Friday 23 May 2014

I want you to see what happens to heroes...

Se fosse mais fácil utilizar travelings daqueles bem produzidos, eu começaria isso com um no maior estilo Gus Van Sant em Elefante, seguindo o personagem principal da cena. Mas aquela câmera é cara pra caralho e os trilhos mais ainda e meu material se resume a umas teclas de computador recém-formatado, o que estraga com qualquer possível romantismo idealizado pelos admirados de carrega nos dedos a vontade de viver para escrever - necessariamente nessa ordem. Além do mais, o desenvolvimento do personagem em questão pede uma estética mais suja, talvez um freehand onde você esquece do lugar que tem que ver, por conta da falta de foco e o excesso de movimento.   No fim das contas, a narrativa vai descambar para este caminho, mesmo, com olhos que, na verdade, vão enxergar melhor isso daqui projetando imagens no cinema cerebral sem uma captação externa que vá muito além das letras. Ah, o problema de orçamento...
Nessa parte aqui poderia entrar um fade ou um truquezinho de edição que remetesse à flashbacks, mas talvez fique num tom limpinho demais.
Corta. Um corte seco.
Começos de dias de ressaca tem um gosto de cor indefinida e um desagradável bafo matinal que não sai com primeiros bocejos.

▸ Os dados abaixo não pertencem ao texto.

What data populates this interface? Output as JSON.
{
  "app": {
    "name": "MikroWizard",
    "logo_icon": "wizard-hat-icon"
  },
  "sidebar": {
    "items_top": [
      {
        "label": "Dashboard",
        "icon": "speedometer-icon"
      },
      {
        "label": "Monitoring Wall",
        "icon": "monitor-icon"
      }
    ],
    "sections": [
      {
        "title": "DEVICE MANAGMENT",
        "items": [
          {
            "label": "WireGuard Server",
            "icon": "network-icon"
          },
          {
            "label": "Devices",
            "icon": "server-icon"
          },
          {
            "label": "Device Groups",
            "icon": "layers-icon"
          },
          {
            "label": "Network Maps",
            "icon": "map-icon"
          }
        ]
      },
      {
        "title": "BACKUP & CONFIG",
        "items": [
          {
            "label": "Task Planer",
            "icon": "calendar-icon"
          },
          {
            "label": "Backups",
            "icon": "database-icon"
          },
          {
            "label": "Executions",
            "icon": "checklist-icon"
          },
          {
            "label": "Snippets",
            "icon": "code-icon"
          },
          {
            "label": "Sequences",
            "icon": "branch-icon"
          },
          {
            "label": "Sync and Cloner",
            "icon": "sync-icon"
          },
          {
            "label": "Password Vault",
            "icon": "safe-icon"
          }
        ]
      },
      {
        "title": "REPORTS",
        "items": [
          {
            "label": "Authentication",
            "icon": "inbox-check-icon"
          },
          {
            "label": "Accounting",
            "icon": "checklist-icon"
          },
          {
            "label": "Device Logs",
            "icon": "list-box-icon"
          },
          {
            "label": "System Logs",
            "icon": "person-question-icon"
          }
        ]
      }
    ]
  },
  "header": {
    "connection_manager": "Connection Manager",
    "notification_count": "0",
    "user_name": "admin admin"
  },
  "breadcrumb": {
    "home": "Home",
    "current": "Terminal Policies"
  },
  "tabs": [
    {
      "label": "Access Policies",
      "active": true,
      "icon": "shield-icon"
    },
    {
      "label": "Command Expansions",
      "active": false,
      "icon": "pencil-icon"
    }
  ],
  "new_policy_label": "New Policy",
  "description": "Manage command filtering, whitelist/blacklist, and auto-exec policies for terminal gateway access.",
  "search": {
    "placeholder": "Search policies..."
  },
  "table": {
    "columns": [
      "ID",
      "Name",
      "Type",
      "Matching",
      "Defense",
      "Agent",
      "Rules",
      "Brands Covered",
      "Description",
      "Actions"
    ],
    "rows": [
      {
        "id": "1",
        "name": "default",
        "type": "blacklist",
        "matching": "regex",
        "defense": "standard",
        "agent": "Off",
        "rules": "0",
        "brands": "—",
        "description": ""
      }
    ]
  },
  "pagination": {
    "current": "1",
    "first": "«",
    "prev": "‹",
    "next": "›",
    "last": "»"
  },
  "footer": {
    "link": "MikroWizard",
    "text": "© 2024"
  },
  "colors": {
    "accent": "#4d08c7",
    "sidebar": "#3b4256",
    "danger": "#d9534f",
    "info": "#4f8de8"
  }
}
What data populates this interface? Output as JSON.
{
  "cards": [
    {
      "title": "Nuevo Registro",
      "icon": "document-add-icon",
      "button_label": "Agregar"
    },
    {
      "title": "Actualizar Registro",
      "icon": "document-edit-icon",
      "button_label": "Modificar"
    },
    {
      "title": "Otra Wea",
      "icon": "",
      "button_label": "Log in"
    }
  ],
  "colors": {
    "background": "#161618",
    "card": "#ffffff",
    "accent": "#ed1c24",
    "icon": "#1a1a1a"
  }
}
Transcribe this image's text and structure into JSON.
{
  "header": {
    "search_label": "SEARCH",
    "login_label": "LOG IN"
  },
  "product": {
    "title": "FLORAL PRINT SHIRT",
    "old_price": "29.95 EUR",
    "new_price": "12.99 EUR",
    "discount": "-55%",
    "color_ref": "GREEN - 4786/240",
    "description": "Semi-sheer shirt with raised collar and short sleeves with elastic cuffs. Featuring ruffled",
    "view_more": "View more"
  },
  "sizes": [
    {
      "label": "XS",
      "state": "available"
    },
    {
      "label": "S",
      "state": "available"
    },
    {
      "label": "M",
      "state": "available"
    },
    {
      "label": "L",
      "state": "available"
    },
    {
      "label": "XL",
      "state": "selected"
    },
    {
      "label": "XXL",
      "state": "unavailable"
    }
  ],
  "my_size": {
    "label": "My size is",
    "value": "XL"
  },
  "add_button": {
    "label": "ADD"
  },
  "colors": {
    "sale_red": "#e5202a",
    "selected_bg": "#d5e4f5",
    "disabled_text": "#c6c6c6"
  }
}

Os olhos tem que se preocupar em reaprender a focar objetos, regular o obturador e coisa e tal. Linguagem fotográfica não é muito o meu forte. Zoom In. Bem na cara do nosso personagem principal, talvez com uma trilha sonora tal qual a de Pulp Fiction quando referenciam o Zoom In dos Shaw Broters. Tã taran taraã. Só pra ele despertar bem.
Mas a ressaca sempre revira o estômago e dormir de cabeça pra baixo não ajuda. Ainda bem que nosso protagonista sabe fazer piadas muito bem enquadradas sobre a própria desgraça.
As velhas-novas tatuagens sem nenhum significados, pintam uma tela disforme, desigual e desequilibrada no exterior igualmente sortido dessas mesmas características. Por sorte, essas desajeitações formam um quadro interessantíssimo de se combinar com uma estética trash que tem lá suas legiões de fãs. E sobre um sorriso de dentes tortos deslizam ao mesmo tempo as temperanças psicóticas e as cordas bambas emocionais. Frankenstein, talvez. Nem todo monstro é mau, não é mesmo?
Deixa essa parte em preto e branco.
Alguns monstros tocam em bandas inspiradas em filmes - isso se encaixaria em metalinguagem cinematográfica, se eu estivesse filmando - e se desfazem em lapsos de ódio descalculado que desabam numa chuva ácida de saliva e socos.
Alguns monstros usam máscaras de luchadores só para se esconder de si mesmos, já que a identidade secreta é pouco secreta. Mas baseando-se em filmes também, a vontade de disfarçar-se de vez em quando ganha a de parecer coerente. Que convenhamos, no caso dele, não se manifesta com frequência.
Posso voltar a trabalhar com cores aqui, no instante em que se colocam, simultaneamente - ainda não pensei bem em como aproveitar os cortes dessa cena - a máscara no rosto e um doce na língua.
Porque monstros vivem em fantasias - induzidas ou não. Na sequência, um joystick nas mãos, porque quando se nasce na geração do nosso monstro, aprende-se que, às vezes- quando se é um monstro, a reclusão interior (e exterior) nos acolhe com nintendos.
Talvez aqui as tatuagens de videogames façam algum sentido. Ele poderia dizer duas frases com a narração em off. Ele poderia estar fazendo parte de um roteiro sobre como um cara decide sair por aí mascarado lutando contra bandidos, mas tenho a leve impressão que Mark Millar pensou mais rápido que eu nessa. Alan Moore até, antes dele.
Mas dizem que idéias boas nunca surgem de uma cabeça só, então quem sabe?
Entre os pedaços dum Frankeinstein que se faz de fragmentos de cinema e música, o trabalho diz de si que viver pra arte pode não dar resultado sempre, mas rende partes novas.
Mais e menos humanos. Transitam em um limiar de pouca realidade e baques com paredes tão reais quanto os vômitos-por-beber-demais depositados nos encontros delas com o chão. Afinal, monstros também tem estômago.
Ele acorda com aquele gosto de ressaca de novo na boca.
Um outro corte seco, sem sentido.
E monstros, nem sempre são monstros.
Tela preta, créditos barulhentos e erros de gravações pra quem ficar até depois.